此外,使用完整的调试符号进行编译,它甚至可以在慢速函数调用时显示汇编代码。
If you're using an Intel Specific compiler, this may be part of your problem ( not definate tho ), and try the GCC family.
如果您正在使用英特尔特定编译器,这可能是您的问题的一部分(不是定义),并尝试GCC系列。
Also, you may want to dive into OpenMP and Threads if you haven't already.
此外,如果您还没有,可能需要深入研究OpenMP和Threads。
#5
0
Hm - if you use shadows the GPU should be under load, so it's unlikely that the GPU renders the frames faster than the CPU sends graphic data. In this case 100% load is ok and even expected.
嗯 - 如果使用阴影,GPU应该处于负载状态,因此GPU渲染帧的速度不可能比CPU发送图形数据的速度快。在这种情况下,100%负载是可以的,甚至是预期的。
It could simply be a borked OpenGL driver that does burns CPU-cycles in a spinlock somewhere. To find out what's exactly going on I suggest you run a profiling tool such as Code Analyst from AMD (free last time I've used it).
它可能只是一个borked OpenGL驱动程序,它会在某个地方的自旋锁中烧掉CPU周期。为了找出究竟发生了什么,我建议你运行一个分析工具,比如AMD的Code Analyst(我上次使用它时免费)。
Profile your program a couple of minutes and take a look where the time is spent. If you see a big peak in the opengl drivers and not in your application get a new driver. Otherwise you at least get an idea what's going on.
分析您的程序几分钟,看看花费的时间。如果你看到opengl驱动程序中的一个大峰值,而不是在你的应用程序中获得一个新的驱动程序。否则你至少会知道发生了什么。
Btw - let me guess, you're using an ATI card, right? I don't want to offend any ATI fans out there, but their OpenGL-drives are not exactly stellar. If you're unlucky you may even used a feature that the card does not support or that is disabled due to a silicon bug. The driver will fallback into software rasterization mode in this case. This will slow down things a lot and give you a 100% CPU-Load even if your program is single-threaded.

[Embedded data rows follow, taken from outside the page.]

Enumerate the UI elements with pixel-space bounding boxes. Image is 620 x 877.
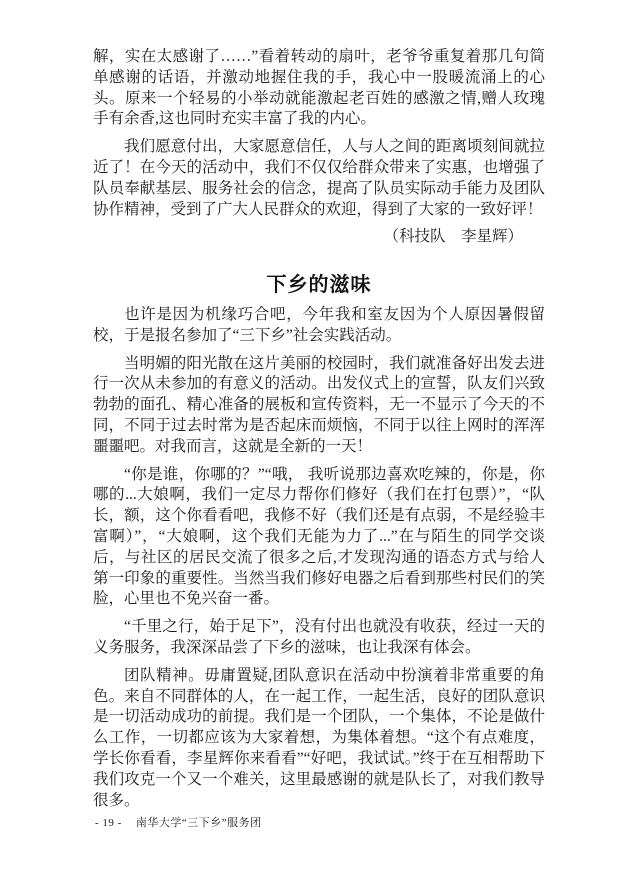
document-page: 解，实在太感谢了……”看着转动的扇叶，老爷爷重复着那几句简单感谢的话语，并激动地…: [0, 0, 620, 877]
page-footer: - 19 -南华大学“三下乡”服务团: [95, 814, 262, 830]
text-column: 解，实在太感谢了……”看着转动的扇叶，老爷爷重复着那几句简单感谢的话语，并激动地…: [93, 47, 545, 818]
page-number: - 19 -: [95, 817, 122, 829]
article-title: 下乡的滋味: [93, 275, 545, 296]
paragraph: “你是谁，你哪的？”“哦， 我听说那边喜欢吃辣的，你是，你哪的...大娘啊，我们…: [93, 465, 545, 611]
footer-org-label: 南华大学“三下乡”服务团: [136, 817, 262, 829]
paragraph: 解，实在太感谢了……”看着转动的扇叶，老爷爷重复着那几句简单感谢的话语，并激动地…: [93, 47, 545, 130]
paragraph: 我们愿意付出，大家愿意信任，人与人之间的距离顷刻间就拉近了！在今天的活动中，我们…: [93, 137, 545, 220]
paragraph: 也许是因为机缘巧合吧，今年我和室友因为个人原因暑假留校，于是报名参加了“三下乡”…: [93, 305, 545, 347]
author-signature: （科技队 李星辉）: [93, 227, 545, 248]
paragraph: 团队精神。毋庸置疑,团队意识在活动中扮演着非常重要的角色。来自不同群体的人，在一…: [93, 666, 545, 812]
paragraph: “千里之行，始于足下”，没有付出也就没有收获，经过一天的义务服务，我深深品尝了下…: [93, 617, 545, 659]
paragraph: 当明媚的阳光散在这片美丽的校园时，我们就准备好出发去进行一次从未参加的有意义的活…: [93, 354, 545, 458]
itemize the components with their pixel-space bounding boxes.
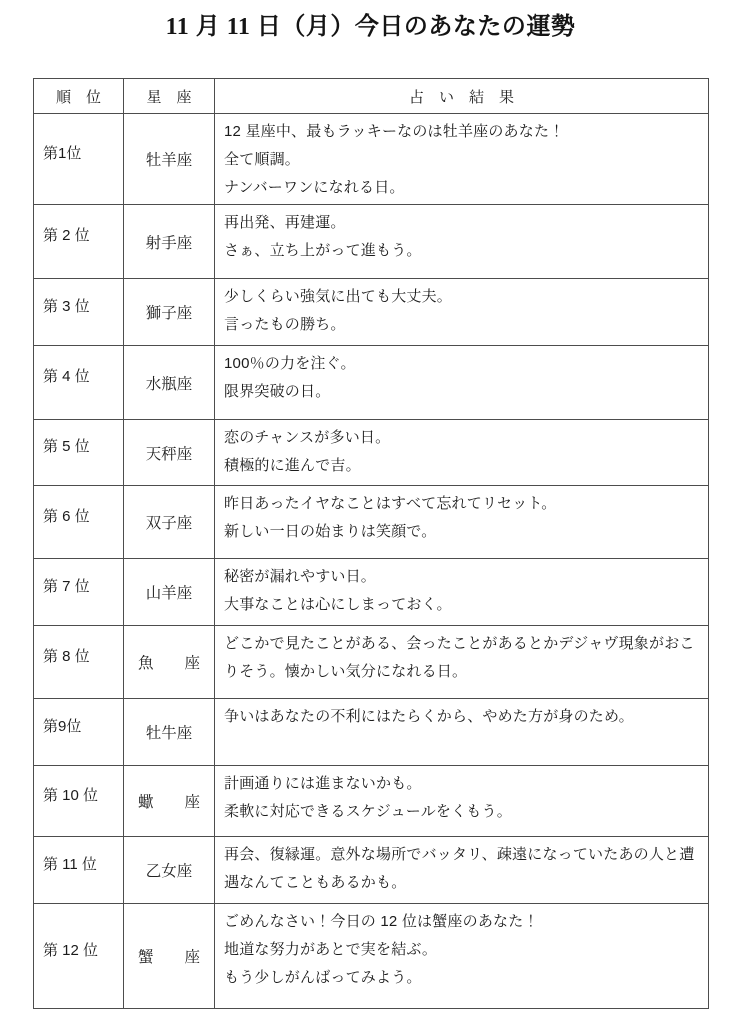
rank-label: 第 8 位 [43, 648, 90, 665]
rank-cell: 第 4 位 [34, 346, 124, 420]
sign-label: 天秤座 [124, 420, 215, 486]
sign-label: 双子座 [124, 486, 215, 559]
rank-cell: 第 8 位 [34, 626, 124, 699]
fortune-line: 昨日あったイヤなことはすべて忘れてリセット。 [224, 490, 699, 518]
table-row: 第 7 位 山羊座 秘密が漏れやすい日。大事なことは心にしまっておく。 [34, 559, 709, 626]
table-row: 第 11 位 乙女座 再会、復縁運。意外な場所でバッタリ、疎遠になっていたあの人… [34, 837, 709, 904]
fortune-cell: 再会、復縁運。意外な場所でバッタリ、疎遠になっていたあの人と遭遇なんてこともある… [215, 837, 709, 904]
header-rank: 順 位 [34, 79, 124, 114]
fortune-line: ごめんなさい！今日の 12 位は蟹座のあなた！ [224, 908, 699, 936]
fortune-cell: 100％の力を注ぐ。限界突破の日。 [215, 346, 709, 420]
sign-label: 乙女座 [124, 837, 215, 904]
rank-cell: 第 12 位 [34, 904, 124, 1009]
fortune-line: 積極的に進んで吉。 [224, 452, 699, 480]
fortune-cell: 恋のチャンスが多い日。積極的に進んで吉。 [215, 420, 709, 486]
sign-label: 牡羊座 [124, 114, 215, 205]
header-result: 占 い 結 果 [215, 79, 709, 114]
table-row: 第 4 位 水瓶座 100％の力を注ぐ。限界突破の日。 [34, 346, 709, 420]
table-row: 第1位 牡羊座 12 星座中、最もラッキーなのは牡羊座のあなた！全て順調。ナンバ… [34, 114, 709, 205]
table-row: 第 3 位 獅子座 少しくらい強気に出ても大丈夫。言ったもの勝ち。 [34, 279, 709, 346]
sign-label: 水瓶座 [124, 346, 215, 420]
fortune-line: 少しくらい強気に出ても大丈夫。 [224, 283, 699, 311]
fortune-table: 順 位 星 座 占 い 結 果 第1位 牡羊座 12 星座中、最もラッキーなのは… [33, 78, 709, 1009]
rank-cell: 第 11 位 [34, 837, 124, 904]
rank-cell: 第 6 位 [34, 486, 124, 559]
fortune-line: 地道な努力があとで実を結ぶ。 [224, 936, 699, 964]
fortune-line: 100％の力を注ぐ。 [224, 350, 699, 378]
sign-label: 射手座 [124, 205, 215, 279]
fortune-line: 新しい一日の始まりは笑顔で。 [224, 518, 699, 546]
rank-label: 第 4 位 [43, 368, 90, 385]
header-sign: 星 座 [124, 79, 215, 114]
table-row: 第9位 牡牛座 争いはあなたの不利にはたらくから、やめた方が身のため。 [34, 699, 709, 766]
rank-cell: 第 7 位 [34, 559, 124, 626]
fortune-line: 大事なことは心にしまっておく。 [224, 591, 699, 619]
rank-label: 第 11 位 [43, 856, 97, 873]
rank-cell: 第 5 位 [34, 420, 124, 486]
fortune-cell: 少しくらい強気に出ても大丈夫。言ったもの勝ち。 [215, 279, 709, 346]
rank-label: 第 7 位 [43, 578, 90, 595]
sign-label: 魚 座 [124, 626, 215, 699]
table-row: 第 10 位 蠍 座 計画通りには進まないかも。柔軟に対応できるスケジュールをく… [34, 766, 709, 837]
sign-label: 蠍 座 [124, 766, 215, 837]
fortune-cell: どこかで見たことがある、会ったことがあるとかデジャヴ現象がおこりそう。懐かしい気… [215, 626, 709, 699]
fortune-cell: 秘密が漏れやすい日。大事なことは心にしまっておく。 [215, 559, 709, 626]
table-row: 第 5 位 天秤座 恋のチャンスが多い日。積極的に進んで吉。 [34, 420, 709, 486]
rank-label: 第 3 位 [43, 298, 90, 315]
rank-cell: 第 3 位 [34, 279, 124, 346]
table-header-row: 順 位 星 座 占 い 結 果 [34, 79, 709, 114]
rank-cell: 第1位 [34, 114, 124, 205]
fortune-cell: ごめんなさい！今日の 12 位は蟹座のあなた！地道な努力があとで実を結ぶ。もう少… [215, 904, 709, 1009]
fortune-line: 秘密が漏れやすい日。 [224, 563, 699, 591]
table-row: 第 6 位 双子座 昨日あったイヤなことはすべて忘れてリセット。新しい一日の始ま… [34, 486, 709, 559]
fortune-cell: 争いはあなたの不利にはたらくから、やめた方が身のため。 [215, 699, 709, 766]
rank-label: 第 6 位 [43, 508, 90, 525]
fortune-line: 全て順調。 [224, 146, 699, 174]
fortune-line: 争いはあなたの不利にはたらくから、やめた方が身のため。 [224, 703, 699, 731]
rank-label: 第 5 位 [43, 438, 90, 455]
page-title: 11 月 11 日（月）今日のあなたの運勢 [0, 6, 741, 41]
fortune-line: 言ったもの勝ち。 [224, 311, 699, 339]
sign-label: 蟹 座 [124, 904, 215, 1009]
sign-label: 獅子座 [124, 279, 215, 346]
fortune-line: 恋のチャンスが多い日。 [224, 424, 699, 452]
fortune-line: 再会、復縁運。意外な場所でバッタリ、疎遠になっていたあの人と遭遇なんてこともある… [224, 841, 699, 897]
fortune-cell: 昨日あったイヤなことはすべて忘れてリセット。新しい一日の始まりは笑顔で。 [215, 486, 709, 559]
rank-cell: 第 10 位 [34, 766, 124, 837]
fortune-cell: 再出発、再建運。さぁ、立ち上がって進もう。 [215, 205, 709, 279]
fortune-cell: 12 星座中、最もラッキーなのは牡羊座のあなた！全て順調。ナンバーワンになれる日… [215, 114, 709, 205]
table-row: 第 2 位 射手座 再出発、再建運。さぁ、立ち上がって進もう。 [34, 205, 709, 279]
rank-label: 第 2 位 [43, 227, 90, 244]
fortune-line: ナンバーワンになれる日。 [224, 174, 699, 202]
rank-label: 第1位 [43, 145, 81, 162]
rank-label: 第9位 [43, 718, 81, 735]
fortune-line: 計画通りには進まないかも。 [224, 770, 699, 798]
rank-cell: 第 2 位 [34, 205, 124, 279]
fortune-line: もう少しがんばってみよう。 [224, 964, 699, 992]
sign-label: 牡牛座 [124, 699, 215, 766]
rank-label: 第 12 位 [43, 942, 98, 959]
fortune-line: 柔軟に対応できるスケジュールをくもう。 [224, 798, 699, 826]
sign-label: 山羊座 [124, 559, 215, 626]
document-page: { "page": { "title": "11 月 11 日（月）今日のあなた… [0, 0, 741, 1024]
rank-label: 第 10 位 [43, 787, 98, 804]
fortune-line: さぁ、立ち上がって進もう。 [224, 237, 699, 265]
rank-cell: 第9位 [34, 699, 124, 766]
fortune-line: 12 星座中、最もラッキーなのは牡羊座のあなた！ [224, 118, 699, 146]
fortune-cell: 計画通りには進まないかも。柔軟に対応できるスケジュールをくもう。 [215, 766, 709, 837]
table-row: 第 12 位 蟹 座 ごめんなさい！今日の 12 位は蟹座のあなた！地道な努力が… [34, 904, 709, 1009]
fortune-line: どこかで見たことがある、会ったことがあるとかデジャヴ現象がおこりそう。懐かしい気… [224, 630, 699, 686]
table-row: 第 8 位 魚 座 どこかで見たことがある、会ったことがあるとかデジャヴ現象がお… [34, 626, 709, 699]
fortune-line: 再出発、再建運。 [224, 209, 699, 237]
fortune-line: 限界突破の日。 [224, 378, 699, 406]
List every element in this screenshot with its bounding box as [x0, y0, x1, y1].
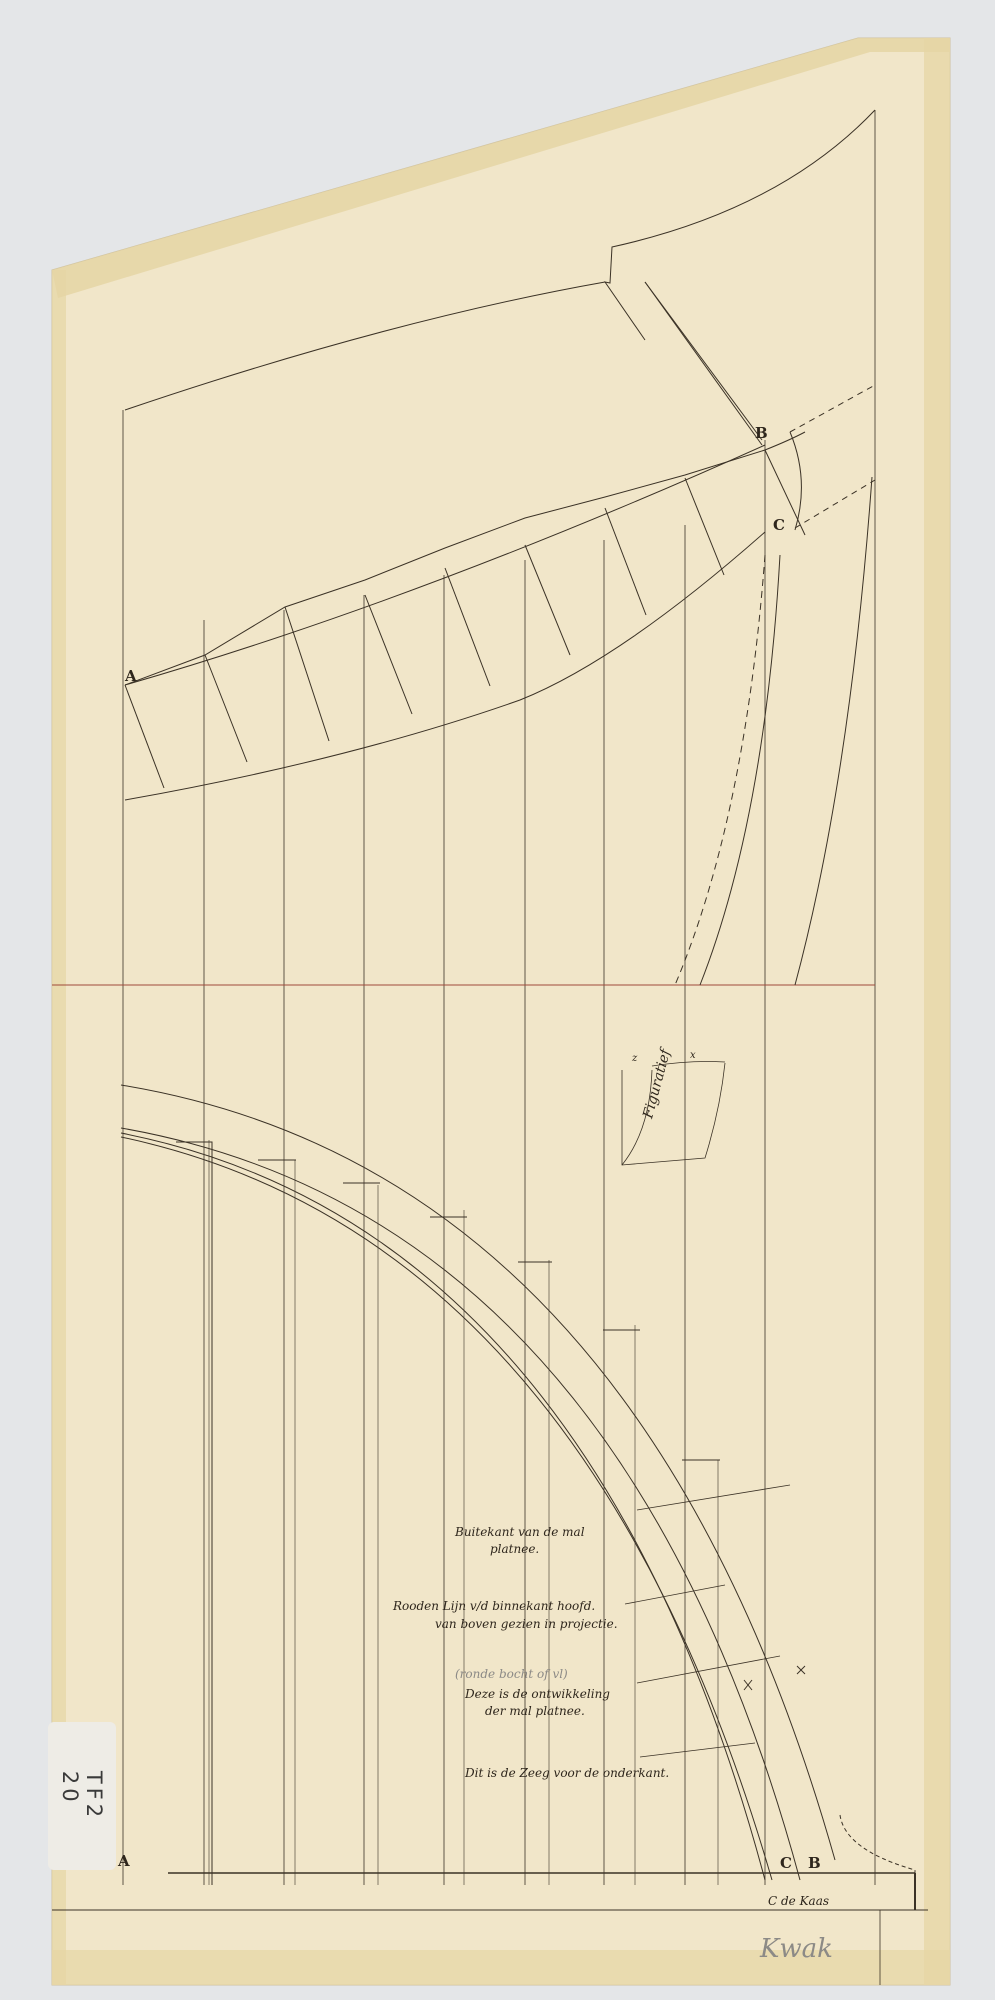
signature: Kwak	[760, 1935, 833, 1965]
note-red-line-l2: van boven gezien in projectie.	[435, 1618, 618, 1632]
tape-right-edge	[924, 38, 950, 1985]
z-mark: z	[632, 1053, 637, 1065]
note-red-line-l1: Rooden Lijn v/d binnekant hoofd.	[393, 1600, 595, 1614]
point-a-upper: A	[125, 668, 137, 685]
point-b-lower: B	[808, 1855, 821, 1872]
note-sheer: Dit is de Zeeg voor de onderkant.	[465, 1767, 669, 1781]
x-mark-top: x	[690, 1050, 696, 1062]
note-outer-edge-l2: platnee.	[490, 1543, 539, 1557]
note-outer-edge-l1: Buitekant van de mal	[455, 1526, 585, 1540]
note-development-l2: der mal platnee.	[485, 1705, 585, 1719]
catalog-number: TF2 20	[58, 1771, 106, 1821]
drawing-sheet: A B C A C B z x Figuratief Buitekant van…	[0, 0, 995, 2000]
point-a-lower: A	[118, 1853, 130, 1870]
point-b-upper: B	[755, 425, 768, 442]
baseline-label: C de Kaas	[768, 1895, 829, 1909]
point-c-lower: C	[780, 1855, 792, 1872]
note-development-l1: Deze is de ontwikkeling	[465, 1688, 610, 1702]
note-pencil: (ronde bocht of vl)	[455, 1668, 568, 1682]
catalog-tag: TF2 20	[48, 1722, 116, 1870]
point-c-upper: C	[773, 517, 785, 534]
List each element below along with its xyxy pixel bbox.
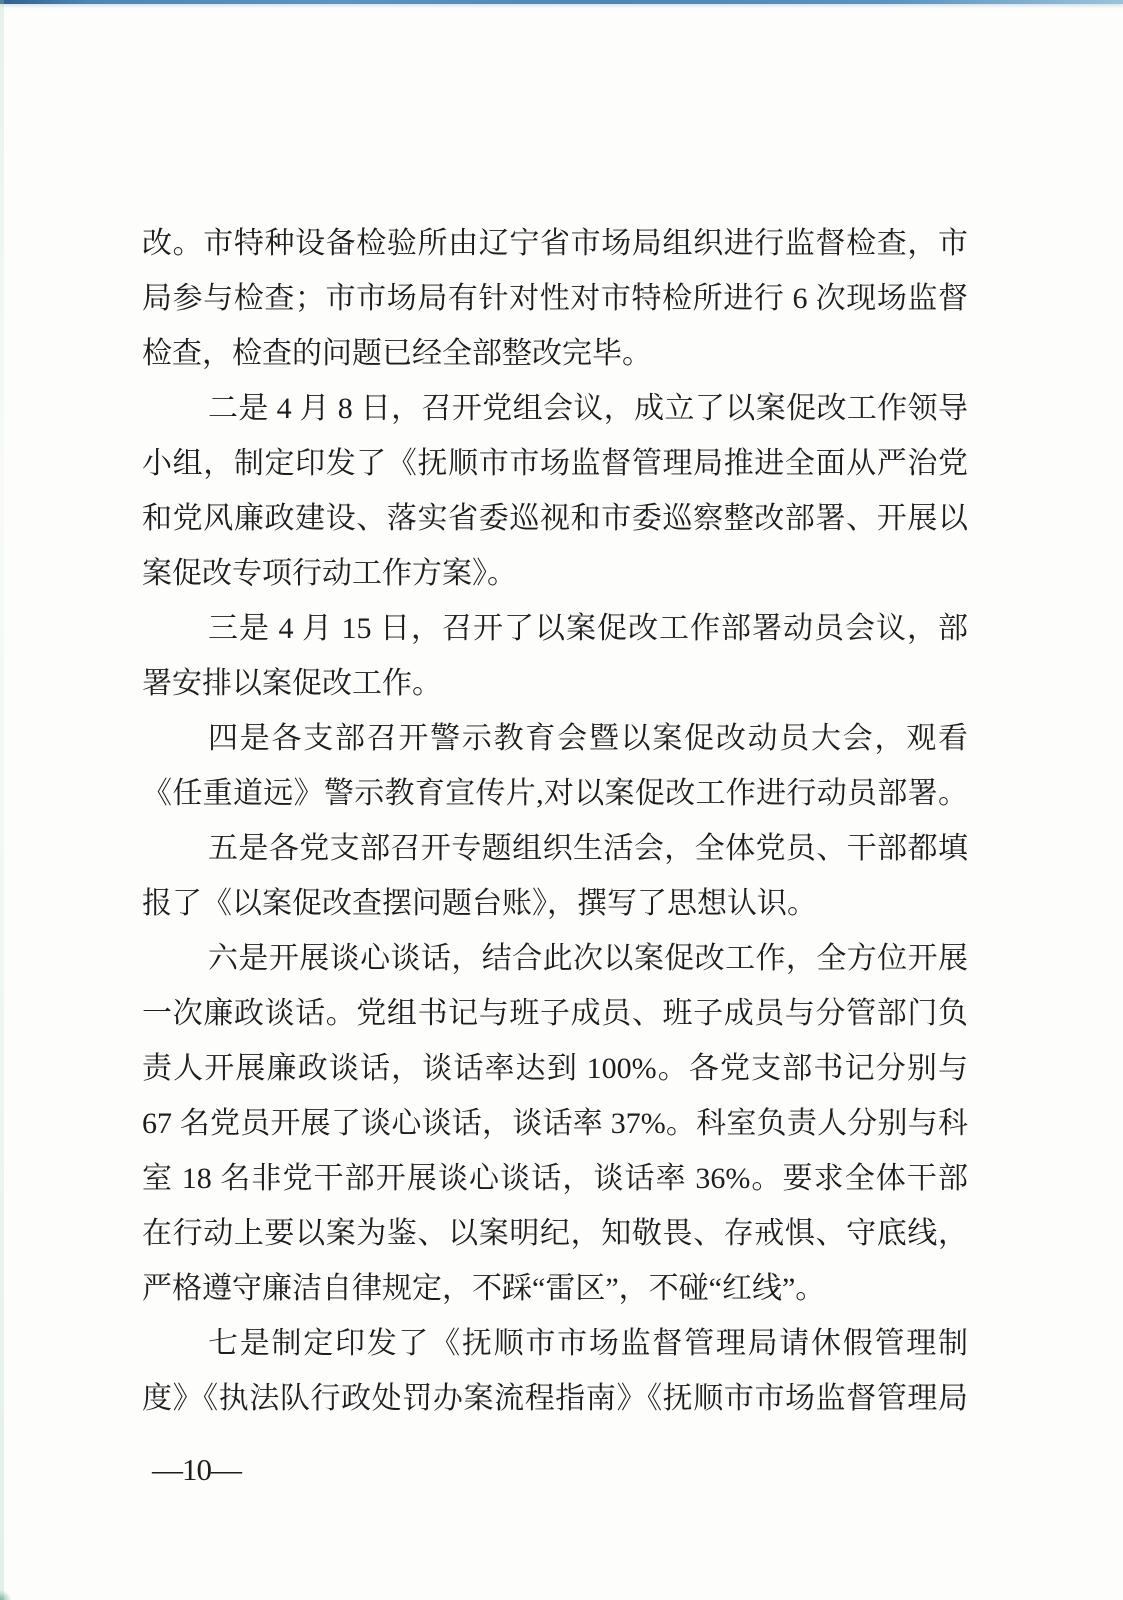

顺便说一句 - 让我猜,你正在使用ATI卡,对吧?我不想得罪任何ATI粉丝,但他们的OpenGL驱动器并不完全是一流的。如果你运气不好,你甚至可能会使用该卡不支持或由于硅虫而被禁用的功能。在这种情况下,驱动程序将回退到软件光栅化模式。即使您的程序是单线程的,这也会使速度变慢,并为您提供100%的CPU负载。
#6
0
Also the cache is not shared, which might cause a lack of performance when sharing data among multiple threads.
此外,不共享缓存,这可能会导致在多个线程之间共享数据时性能不足。